Since the exposure of organophosphate pesticides are known to cause severe health consequences, it is important to understand the molecular interaction of these pesticides metabolites with vital biomolecules, especially with the proteins. Here, considering bovine serum albumin (BSA) as a model protein, we have examined its interaction with two selected organophosphate metabolites, 3,5,6-trichloro-2-pyridinol (TCPy) and paraoxon methyl (PM).
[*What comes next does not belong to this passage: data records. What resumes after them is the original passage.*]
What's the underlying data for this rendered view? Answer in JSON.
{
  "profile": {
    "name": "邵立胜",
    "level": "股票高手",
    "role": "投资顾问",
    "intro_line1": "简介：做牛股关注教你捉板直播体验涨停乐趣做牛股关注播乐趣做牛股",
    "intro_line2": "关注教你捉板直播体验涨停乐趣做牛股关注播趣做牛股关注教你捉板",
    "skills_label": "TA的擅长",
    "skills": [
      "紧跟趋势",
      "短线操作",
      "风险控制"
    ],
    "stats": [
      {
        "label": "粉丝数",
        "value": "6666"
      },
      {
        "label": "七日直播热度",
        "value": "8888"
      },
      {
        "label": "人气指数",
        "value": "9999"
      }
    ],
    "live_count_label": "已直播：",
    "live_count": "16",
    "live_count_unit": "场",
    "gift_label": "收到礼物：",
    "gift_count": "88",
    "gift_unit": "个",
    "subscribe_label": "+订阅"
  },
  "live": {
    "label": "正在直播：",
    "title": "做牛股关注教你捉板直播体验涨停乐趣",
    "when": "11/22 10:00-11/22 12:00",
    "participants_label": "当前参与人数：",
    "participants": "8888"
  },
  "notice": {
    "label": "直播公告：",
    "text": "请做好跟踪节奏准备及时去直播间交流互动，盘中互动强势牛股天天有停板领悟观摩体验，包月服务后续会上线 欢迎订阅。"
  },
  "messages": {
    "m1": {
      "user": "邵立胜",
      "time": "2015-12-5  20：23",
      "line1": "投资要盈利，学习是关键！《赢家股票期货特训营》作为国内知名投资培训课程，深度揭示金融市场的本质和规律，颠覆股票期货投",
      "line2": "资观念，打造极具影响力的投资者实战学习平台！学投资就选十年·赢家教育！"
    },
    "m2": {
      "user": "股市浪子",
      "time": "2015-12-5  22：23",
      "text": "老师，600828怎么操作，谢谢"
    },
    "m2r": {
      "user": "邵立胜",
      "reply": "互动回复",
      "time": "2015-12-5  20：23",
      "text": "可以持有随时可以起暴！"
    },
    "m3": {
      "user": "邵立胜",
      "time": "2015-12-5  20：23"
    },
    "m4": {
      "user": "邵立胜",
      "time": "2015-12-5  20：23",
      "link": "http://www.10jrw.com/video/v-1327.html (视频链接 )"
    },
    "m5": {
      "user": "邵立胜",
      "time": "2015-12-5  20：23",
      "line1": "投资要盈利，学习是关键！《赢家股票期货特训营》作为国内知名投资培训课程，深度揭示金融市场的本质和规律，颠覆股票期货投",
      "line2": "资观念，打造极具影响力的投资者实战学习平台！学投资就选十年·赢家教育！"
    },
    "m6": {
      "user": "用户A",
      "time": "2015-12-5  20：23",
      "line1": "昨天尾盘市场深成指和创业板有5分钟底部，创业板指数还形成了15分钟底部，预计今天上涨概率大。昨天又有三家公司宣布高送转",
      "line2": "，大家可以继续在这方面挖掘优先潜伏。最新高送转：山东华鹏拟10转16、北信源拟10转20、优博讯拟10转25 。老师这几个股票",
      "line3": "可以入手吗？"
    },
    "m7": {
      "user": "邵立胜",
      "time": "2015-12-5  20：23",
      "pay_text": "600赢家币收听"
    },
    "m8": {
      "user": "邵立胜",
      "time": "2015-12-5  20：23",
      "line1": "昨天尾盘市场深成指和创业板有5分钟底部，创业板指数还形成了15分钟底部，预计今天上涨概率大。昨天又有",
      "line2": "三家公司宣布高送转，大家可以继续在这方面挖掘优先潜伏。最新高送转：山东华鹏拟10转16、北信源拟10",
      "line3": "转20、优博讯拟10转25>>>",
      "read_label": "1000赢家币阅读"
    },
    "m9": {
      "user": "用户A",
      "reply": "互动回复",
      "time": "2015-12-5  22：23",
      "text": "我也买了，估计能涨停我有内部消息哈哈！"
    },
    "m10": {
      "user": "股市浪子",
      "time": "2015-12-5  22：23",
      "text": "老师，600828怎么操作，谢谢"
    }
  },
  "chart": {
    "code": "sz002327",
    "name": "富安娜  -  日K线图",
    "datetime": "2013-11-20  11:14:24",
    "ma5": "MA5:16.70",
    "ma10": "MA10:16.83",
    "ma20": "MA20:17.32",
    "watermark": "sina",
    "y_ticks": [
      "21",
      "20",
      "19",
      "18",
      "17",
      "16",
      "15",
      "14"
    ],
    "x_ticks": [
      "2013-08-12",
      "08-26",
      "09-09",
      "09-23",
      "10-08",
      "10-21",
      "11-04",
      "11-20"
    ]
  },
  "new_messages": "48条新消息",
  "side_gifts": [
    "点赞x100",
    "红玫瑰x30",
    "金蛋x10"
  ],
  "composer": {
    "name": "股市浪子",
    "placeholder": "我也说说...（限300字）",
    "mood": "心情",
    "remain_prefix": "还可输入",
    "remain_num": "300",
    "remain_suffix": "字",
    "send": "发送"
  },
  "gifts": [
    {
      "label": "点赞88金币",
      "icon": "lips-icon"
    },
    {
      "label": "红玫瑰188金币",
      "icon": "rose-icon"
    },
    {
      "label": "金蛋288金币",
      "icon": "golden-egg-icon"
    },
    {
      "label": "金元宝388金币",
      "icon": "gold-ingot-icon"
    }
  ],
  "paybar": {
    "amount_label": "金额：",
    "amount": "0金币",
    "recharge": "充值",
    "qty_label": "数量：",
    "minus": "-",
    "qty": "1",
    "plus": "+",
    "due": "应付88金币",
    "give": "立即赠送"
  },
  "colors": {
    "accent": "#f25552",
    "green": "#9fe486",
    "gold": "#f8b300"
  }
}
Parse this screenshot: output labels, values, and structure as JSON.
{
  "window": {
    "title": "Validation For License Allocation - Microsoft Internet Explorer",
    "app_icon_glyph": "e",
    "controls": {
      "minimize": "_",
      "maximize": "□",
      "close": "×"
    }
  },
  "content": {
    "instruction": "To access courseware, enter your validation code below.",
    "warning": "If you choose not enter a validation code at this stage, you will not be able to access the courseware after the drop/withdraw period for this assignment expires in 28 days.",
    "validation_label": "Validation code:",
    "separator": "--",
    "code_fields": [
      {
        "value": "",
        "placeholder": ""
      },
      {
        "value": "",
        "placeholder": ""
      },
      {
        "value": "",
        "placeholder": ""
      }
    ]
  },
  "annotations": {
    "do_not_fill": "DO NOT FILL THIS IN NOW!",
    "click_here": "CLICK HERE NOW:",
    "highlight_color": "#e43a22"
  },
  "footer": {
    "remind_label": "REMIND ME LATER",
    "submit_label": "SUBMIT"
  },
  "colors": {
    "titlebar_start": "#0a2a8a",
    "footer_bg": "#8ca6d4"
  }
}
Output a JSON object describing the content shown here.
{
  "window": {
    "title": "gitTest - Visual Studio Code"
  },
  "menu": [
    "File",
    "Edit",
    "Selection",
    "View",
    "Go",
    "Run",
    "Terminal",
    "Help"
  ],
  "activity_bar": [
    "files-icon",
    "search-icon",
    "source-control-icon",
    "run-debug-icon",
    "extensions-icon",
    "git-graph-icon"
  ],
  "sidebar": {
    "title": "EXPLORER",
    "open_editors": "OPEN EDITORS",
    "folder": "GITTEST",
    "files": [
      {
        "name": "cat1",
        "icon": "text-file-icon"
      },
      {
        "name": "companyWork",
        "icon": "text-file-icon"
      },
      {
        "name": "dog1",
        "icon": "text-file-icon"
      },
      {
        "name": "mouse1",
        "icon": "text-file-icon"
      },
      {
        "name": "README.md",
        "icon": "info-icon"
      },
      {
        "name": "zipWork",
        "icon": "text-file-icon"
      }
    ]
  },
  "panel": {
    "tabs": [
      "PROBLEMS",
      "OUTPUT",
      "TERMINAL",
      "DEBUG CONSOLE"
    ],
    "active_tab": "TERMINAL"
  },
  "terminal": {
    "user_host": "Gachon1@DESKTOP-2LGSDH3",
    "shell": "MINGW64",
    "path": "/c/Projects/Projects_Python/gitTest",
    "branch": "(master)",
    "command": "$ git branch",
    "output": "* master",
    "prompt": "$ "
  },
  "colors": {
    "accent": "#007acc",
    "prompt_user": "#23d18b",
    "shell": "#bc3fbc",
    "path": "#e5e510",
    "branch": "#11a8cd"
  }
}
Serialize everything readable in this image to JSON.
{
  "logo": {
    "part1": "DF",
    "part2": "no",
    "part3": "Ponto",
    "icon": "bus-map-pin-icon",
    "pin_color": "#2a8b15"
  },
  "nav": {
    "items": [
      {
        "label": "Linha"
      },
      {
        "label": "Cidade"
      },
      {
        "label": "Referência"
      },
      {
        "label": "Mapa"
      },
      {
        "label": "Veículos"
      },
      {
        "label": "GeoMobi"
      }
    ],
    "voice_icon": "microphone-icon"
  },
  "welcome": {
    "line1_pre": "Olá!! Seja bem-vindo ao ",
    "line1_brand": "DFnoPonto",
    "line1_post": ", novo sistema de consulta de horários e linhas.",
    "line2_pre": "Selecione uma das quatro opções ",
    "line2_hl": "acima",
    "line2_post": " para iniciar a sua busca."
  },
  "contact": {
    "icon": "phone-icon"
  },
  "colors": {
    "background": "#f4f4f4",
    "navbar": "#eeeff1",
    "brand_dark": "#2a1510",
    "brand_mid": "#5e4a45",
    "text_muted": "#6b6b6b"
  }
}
TCPy and PM are resultant metabolites of two most widely used organophosphate pesticides chlorpyrifos and parathion respectively. 1H NMR line broadening, selective spin-lattice relaxation rate measurements, saturation transfer difference (STD) NMR of both TCPy and PM were carried out in the presence and absence of BSA. The obtained values of the affinity index (A), binding constants (Ka) and thermodynamic parameters indicated strong organophosphates-BSA interaction. Further, fluorescence quenching data on TCPy-BSA and PM-BSA interactions strongly supported the NMR results, besides providing the stoichiometry of these complexes. Molecular docking analysis unraveled viable, strong hydrogen bonds and electrostatic interactions in TCPy-BSA and PM-BSA complexes. This study also revealed substantial time-dependent changes in the 1H NMR intensity of PM in the presence of BSA, which suggests faster degradation of PM with increasing protein concentration during protein-metabolite interactions. The hydrolysis is attributed to the esterase-like action of BSA. The result provides key insights into the direct interaction of the organophosphate metabolites with a biologically important carrier protein, serum albumin.